Es en este contexto donde debemos situar las brujas, la herejía y toda la represión que, desde la influencia de la Iglesia, hicieron suya los estados español y francés, que defendían el catolicismo como única religión.

Claro ejemplo lo tenemos en la decisión adoptada por las Cortes de Navarra en 1533, en la que, haciéndose eco de esta influencia, achacaba de la propagación de la brujería al abandono de las diócesis, por el absentismo de los obispos.

Es en esta época cuando la mujer fue objetivo prioritario de esta represión y no por casualidad. A la mujer se le asocia con el mundo mágico, con los malhechores. Para el cristianismo, la mujer es fuente de pecado, es por eso que la apartan de todos sus ritos y celebraciones, siendo varones todos sus miembros.

En aquel tiempo la mujer no significa prácticamente nada. solo sirve para practicar la magia, la curandería y traer hijos al mundo...

También es preciso subrayar que es falso que los ritos antiguos fueran todos contrarios al cristianismo. De hecho, hubo sacerdotes inmersos en procesos inquisitoriales. Lo cierto es que, en las aldeas del mundo rural, muchos, incluso después de asistir a la misa, se reunían en cuevas y cruces de caminos −sus lugares sagrados de siempre−, donde celebraban sus fiestas en las que todos participaban.

Lo contrario que en los ritos cristianos, en los que el único protagonista era el sacerdote, que además actuaba de espaldas a los concurrentes.

Fue la clase dirigente de la época, la que a través de la Iglesia fue conformando, poco a poco, una estructura que sirviera para defender sus intereses, el resultado fue claro y hoy perdura; la moral cristiana.

Regularon toda clase de comportamiento, de manera que una vez más sirvió para acotar y enfrentar las viejas tradiciones con las creencias cristianas. Es así como las creencias tradicionales, pasaron a ser inmorales, relacionadas con lo sobrenatural, es decir, camino de convertirse en brujas y herejes.

En líneas generales, a la figura de la llamada «bruja» nos podemos aproximar desde dos puntos:

La bruja como figura irreal, absolutamente subjetiva, y la figura real, adoptada así socialmente.

La primera es un viejo mito, invisible, irreal, símbolo de males y enfermedades.

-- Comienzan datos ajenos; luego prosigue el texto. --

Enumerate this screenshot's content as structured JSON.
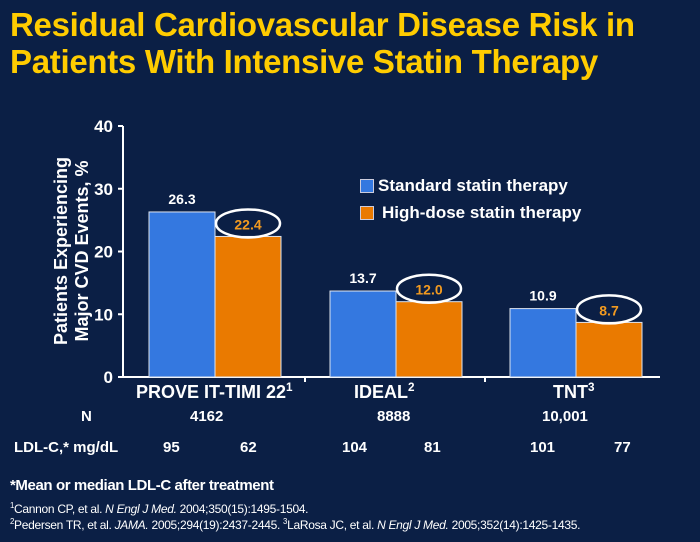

Por ser un espíritu incorpóreo se utilizaban toda clase de ritos para que las fuerzas benefactoras se impusieran.

Conviene resaltar que la propia Iglesia se basaba en esta figura de bruja, para −haciéndola suya− compararla con el diablo de los cristianos.

Volviendo sobre la «otra» bruja, la corpórea, debemos decir que fue esta mujer la que sufrió las consecuencias directas de la represión. Fueron torturadas y quemadas en la hoguera, siendo muchas veces consecuencia de la envidia y venganza de sus propios vecinos.

Entre las mujeres-brujas, podemos a su vez hacer dos grupos: En el primero, jóvenes y hermosas, las que −como he citado con anterioridad− son símbolo de pecado. La belleza era una razón más para relacionarlas con el diablo.

En el segundo, son siempre mujeres mayores y muchas de ellas ancianas y viudas. Estas no suponían un peligro para lo instituido, pero tenían prestigio, pues eran solicitadas por sus conocimientos en la utilidad de hierbas y ungüentos, utilizados para tratar toda clase de heridas y enfermedades.

Hay infinidad de casos para poder citar, y para ello no es necesario caminar en exceso. Sirva como ejemplo el de la joven y hermosa viuda María Endara, en el XVI, vecina de mi pueblo, de la que el párroco consiguió pernoctara en su casa «para rezar durante el peligro pecaminoso de la noche» −naturalmente, en contra de su voluntad− durante meses... Hasta que quedó embarazada.

Al final, y gracias al oscuro trabajo de la «serora» parroquial, que acusó a la joven de yacer con el diablo, fue declarada «bruja». Así el pastor de los cristianos consiguió su repugnante objetivo, libre de toda sospecha.

Son muchos los años transcurridos, pero no parece que hayamos avanzado mucho, ya que la inmensa mayoría de abusos sexuales en la Iglesia, investigados por el Obispado de Bilbao, no han llegado a la fiscalía.

No será así como resolvamos el problema, sino con una formación que «parece» no es la adecuada. En este sentido, quiero recordar, cómo hace unas décadas y durante muchísimo tiempo, el castigo más riguroso para un niño, consistía en mezclarlo en el aula de las niñas.

Insisto, educación adecuada, específica y precoz.